On Aug. 13, the system was suspected of being clogged, and an operator opened and closed two valves in an attempt to clear the blockage. The operator then reopened the valves, resulting in a pressure surge that ran through the 1-inch pipe, called a "venturi stick."

Pressurized by nitrogen, hydrofluric acid and water escaped from the sewer, splashing onto the worker. CSB investigators found the pipe had not been properly secured, and was suspended by a single rope.

The worker was helped by a maintenance supervisor, who experienced a coughing spell from the fumes. The worker was treated and released at the local hospital; the maintenance supervisor was released from the hospital the next day.

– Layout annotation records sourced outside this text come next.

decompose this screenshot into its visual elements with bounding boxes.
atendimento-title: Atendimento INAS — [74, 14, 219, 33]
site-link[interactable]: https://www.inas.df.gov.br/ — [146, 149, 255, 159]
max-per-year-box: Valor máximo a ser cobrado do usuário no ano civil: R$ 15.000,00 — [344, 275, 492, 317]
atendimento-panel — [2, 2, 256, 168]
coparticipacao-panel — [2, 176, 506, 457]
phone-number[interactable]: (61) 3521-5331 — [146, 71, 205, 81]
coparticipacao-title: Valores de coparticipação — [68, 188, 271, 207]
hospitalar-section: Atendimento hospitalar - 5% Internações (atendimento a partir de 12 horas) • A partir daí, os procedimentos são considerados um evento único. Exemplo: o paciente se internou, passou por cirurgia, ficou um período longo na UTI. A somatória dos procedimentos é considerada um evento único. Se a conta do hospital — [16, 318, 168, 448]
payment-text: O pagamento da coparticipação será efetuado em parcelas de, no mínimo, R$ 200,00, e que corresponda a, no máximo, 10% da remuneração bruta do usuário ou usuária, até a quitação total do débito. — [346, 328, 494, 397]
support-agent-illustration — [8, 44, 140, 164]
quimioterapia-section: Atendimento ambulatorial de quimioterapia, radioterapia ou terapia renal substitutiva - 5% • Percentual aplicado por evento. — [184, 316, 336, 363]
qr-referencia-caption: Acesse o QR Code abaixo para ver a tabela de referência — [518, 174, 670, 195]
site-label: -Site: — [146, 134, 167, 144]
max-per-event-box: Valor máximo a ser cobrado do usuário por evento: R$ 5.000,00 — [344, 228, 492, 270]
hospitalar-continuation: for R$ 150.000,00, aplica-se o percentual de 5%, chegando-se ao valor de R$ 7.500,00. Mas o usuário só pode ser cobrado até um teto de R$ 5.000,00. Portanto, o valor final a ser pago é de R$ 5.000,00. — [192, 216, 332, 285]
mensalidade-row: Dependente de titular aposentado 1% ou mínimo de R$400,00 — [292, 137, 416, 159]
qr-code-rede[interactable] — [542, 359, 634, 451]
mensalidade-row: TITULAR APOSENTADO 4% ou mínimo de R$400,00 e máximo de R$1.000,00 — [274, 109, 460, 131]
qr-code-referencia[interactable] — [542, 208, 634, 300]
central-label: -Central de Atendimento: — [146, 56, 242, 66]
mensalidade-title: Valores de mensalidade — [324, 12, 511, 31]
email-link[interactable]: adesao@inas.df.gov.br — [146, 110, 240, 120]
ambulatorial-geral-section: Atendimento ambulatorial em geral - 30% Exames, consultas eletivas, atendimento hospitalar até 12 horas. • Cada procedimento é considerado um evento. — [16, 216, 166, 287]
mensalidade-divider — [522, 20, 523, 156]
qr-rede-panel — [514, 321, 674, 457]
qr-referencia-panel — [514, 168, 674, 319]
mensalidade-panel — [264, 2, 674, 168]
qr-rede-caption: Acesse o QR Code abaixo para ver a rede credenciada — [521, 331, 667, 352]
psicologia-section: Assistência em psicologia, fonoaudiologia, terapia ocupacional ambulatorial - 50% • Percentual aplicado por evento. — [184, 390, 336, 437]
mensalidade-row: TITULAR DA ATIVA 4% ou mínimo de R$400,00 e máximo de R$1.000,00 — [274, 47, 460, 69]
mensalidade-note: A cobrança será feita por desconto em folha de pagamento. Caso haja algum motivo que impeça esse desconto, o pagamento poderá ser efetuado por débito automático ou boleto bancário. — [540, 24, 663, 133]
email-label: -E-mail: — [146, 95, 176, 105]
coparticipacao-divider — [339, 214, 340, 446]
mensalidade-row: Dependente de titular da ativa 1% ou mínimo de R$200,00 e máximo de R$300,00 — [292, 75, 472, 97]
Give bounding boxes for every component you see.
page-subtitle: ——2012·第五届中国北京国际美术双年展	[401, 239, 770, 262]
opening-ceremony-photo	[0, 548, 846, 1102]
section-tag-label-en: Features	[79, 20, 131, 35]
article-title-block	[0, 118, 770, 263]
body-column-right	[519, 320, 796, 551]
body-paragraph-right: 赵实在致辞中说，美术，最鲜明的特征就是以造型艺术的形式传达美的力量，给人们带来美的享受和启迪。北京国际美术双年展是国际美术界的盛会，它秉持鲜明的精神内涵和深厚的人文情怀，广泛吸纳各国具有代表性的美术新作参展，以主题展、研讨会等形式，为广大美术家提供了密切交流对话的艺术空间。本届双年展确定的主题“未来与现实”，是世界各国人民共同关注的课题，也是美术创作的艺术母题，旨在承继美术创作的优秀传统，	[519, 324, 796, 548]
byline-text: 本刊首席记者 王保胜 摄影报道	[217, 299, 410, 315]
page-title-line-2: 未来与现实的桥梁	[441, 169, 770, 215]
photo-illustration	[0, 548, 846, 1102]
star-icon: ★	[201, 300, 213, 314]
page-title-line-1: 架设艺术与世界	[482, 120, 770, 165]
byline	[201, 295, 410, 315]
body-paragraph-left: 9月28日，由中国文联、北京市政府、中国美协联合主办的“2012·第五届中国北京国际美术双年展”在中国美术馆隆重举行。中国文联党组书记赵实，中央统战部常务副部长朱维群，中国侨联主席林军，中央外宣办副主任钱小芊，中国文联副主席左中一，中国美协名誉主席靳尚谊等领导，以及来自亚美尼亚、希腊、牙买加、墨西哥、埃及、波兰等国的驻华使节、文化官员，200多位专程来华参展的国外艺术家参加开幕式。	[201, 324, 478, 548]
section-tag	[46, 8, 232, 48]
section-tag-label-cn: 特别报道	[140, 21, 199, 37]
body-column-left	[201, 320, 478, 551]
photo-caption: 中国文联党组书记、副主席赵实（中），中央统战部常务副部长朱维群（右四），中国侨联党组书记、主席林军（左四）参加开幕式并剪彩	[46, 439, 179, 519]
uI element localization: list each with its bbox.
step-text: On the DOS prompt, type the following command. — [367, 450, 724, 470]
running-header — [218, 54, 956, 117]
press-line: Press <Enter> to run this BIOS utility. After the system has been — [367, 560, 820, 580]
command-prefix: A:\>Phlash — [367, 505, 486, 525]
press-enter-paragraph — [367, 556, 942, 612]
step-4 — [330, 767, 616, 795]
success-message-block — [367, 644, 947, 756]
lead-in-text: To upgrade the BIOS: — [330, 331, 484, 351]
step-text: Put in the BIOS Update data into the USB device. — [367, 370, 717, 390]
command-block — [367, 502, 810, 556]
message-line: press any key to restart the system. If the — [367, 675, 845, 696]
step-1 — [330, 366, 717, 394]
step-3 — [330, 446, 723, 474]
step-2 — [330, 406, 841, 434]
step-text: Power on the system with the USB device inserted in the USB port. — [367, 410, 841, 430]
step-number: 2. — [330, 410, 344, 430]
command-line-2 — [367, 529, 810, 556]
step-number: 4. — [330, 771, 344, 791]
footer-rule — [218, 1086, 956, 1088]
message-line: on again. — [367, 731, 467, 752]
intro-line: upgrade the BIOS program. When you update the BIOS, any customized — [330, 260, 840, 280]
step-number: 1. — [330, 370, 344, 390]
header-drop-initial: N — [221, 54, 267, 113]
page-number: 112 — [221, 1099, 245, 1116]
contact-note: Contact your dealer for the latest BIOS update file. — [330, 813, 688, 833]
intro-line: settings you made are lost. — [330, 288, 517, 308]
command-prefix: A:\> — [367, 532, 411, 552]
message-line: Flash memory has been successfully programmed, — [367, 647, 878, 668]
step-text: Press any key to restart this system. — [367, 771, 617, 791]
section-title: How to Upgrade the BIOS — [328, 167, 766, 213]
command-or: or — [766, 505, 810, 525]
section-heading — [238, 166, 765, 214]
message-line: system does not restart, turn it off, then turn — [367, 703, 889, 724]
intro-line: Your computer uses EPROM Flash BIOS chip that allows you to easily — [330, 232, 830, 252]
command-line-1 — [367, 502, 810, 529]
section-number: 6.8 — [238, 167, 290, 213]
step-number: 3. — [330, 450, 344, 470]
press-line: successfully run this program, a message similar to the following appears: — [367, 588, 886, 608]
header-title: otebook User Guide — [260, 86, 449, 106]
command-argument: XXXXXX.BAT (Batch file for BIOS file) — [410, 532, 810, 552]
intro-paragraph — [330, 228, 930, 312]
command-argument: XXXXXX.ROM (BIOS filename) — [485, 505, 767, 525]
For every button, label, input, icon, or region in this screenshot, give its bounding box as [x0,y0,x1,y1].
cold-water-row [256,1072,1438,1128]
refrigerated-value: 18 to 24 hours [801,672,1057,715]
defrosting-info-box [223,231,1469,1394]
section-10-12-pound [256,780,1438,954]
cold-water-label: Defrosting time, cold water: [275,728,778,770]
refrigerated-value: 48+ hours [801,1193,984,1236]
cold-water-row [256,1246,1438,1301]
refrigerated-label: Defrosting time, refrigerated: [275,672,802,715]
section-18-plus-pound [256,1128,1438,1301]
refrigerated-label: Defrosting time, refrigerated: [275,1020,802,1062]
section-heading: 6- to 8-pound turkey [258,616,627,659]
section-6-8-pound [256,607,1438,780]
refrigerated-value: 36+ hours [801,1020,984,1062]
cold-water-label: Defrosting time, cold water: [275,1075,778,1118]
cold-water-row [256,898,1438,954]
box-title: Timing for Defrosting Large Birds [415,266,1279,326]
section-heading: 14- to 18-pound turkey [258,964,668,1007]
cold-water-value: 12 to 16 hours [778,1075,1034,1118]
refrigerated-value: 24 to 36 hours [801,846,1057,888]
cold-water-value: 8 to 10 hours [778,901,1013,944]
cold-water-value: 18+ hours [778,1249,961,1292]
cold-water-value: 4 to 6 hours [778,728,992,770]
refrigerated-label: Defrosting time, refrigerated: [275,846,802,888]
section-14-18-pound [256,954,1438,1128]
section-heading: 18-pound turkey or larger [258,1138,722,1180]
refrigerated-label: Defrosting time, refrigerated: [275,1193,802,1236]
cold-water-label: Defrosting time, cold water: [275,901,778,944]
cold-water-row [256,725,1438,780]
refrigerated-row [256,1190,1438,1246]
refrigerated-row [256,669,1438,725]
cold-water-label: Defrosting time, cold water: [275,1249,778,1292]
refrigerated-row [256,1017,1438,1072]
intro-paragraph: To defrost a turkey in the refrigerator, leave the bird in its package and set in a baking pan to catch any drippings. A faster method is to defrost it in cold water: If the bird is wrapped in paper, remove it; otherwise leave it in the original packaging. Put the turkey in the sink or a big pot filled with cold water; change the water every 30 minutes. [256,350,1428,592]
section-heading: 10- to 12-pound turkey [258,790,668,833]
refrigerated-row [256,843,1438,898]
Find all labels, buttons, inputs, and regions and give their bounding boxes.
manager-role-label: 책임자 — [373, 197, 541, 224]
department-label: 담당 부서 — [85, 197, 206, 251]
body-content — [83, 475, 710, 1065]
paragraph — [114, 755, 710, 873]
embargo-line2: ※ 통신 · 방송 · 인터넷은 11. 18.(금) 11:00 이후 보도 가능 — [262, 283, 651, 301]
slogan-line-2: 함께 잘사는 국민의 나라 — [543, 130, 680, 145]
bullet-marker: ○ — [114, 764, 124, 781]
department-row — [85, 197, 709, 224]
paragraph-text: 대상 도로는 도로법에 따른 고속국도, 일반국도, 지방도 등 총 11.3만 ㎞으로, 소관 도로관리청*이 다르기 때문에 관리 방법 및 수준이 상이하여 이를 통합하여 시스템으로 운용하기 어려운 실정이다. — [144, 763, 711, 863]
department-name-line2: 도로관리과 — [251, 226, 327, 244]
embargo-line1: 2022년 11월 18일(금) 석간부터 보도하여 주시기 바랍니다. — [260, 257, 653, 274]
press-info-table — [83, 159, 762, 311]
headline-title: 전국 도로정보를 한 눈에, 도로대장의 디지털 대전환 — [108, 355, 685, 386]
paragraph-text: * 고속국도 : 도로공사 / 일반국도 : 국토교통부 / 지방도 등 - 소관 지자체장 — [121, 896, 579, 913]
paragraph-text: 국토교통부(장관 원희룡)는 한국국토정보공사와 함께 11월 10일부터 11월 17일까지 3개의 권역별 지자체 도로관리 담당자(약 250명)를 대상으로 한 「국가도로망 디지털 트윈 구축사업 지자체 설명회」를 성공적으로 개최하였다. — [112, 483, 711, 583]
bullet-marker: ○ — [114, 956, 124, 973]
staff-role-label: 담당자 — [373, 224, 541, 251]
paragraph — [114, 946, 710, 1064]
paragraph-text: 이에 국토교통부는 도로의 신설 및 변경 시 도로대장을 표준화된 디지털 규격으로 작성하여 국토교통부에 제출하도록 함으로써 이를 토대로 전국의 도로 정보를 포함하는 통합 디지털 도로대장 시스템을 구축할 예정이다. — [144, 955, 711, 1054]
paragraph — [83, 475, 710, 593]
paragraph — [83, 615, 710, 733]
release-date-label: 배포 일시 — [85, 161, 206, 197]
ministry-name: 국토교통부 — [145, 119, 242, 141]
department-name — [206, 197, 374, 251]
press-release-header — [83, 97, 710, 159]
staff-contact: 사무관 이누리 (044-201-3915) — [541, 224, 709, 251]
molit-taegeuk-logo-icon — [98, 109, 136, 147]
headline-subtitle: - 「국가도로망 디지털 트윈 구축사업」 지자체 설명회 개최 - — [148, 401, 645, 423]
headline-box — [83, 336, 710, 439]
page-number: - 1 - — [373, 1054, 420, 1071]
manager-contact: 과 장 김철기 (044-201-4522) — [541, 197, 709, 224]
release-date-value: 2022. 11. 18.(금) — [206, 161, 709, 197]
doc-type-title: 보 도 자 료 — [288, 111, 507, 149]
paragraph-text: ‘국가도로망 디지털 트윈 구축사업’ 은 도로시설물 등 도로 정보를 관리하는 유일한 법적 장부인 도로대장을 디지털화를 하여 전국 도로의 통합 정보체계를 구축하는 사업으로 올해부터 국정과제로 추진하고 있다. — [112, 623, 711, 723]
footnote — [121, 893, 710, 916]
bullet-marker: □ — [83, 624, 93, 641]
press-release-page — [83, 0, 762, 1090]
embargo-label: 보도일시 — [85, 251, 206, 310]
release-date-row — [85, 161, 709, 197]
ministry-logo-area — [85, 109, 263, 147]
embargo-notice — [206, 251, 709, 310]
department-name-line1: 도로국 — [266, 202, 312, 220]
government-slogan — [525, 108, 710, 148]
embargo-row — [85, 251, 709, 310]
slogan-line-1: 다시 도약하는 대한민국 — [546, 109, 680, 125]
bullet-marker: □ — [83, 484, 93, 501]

The investigation team will continue to gather information and is taking a close look at the company's hazard evaluation process, plant safety programs and community notification issues.

"These incidents, three in a row in a period of less than four weeks, show the need for continuing safety vigilance at chemical plants and other facilities where potentially dangerous chemicals are processed," said CSB Board Member Gerald V. Poje, Ph.D. "While this investigation is not complete, I emphasize the need for chemical companies to constantly review their processes, and I would urge chemical facilities, local authorities and neighborhood groups to work together to ensure that notification and emergency response systems are in order."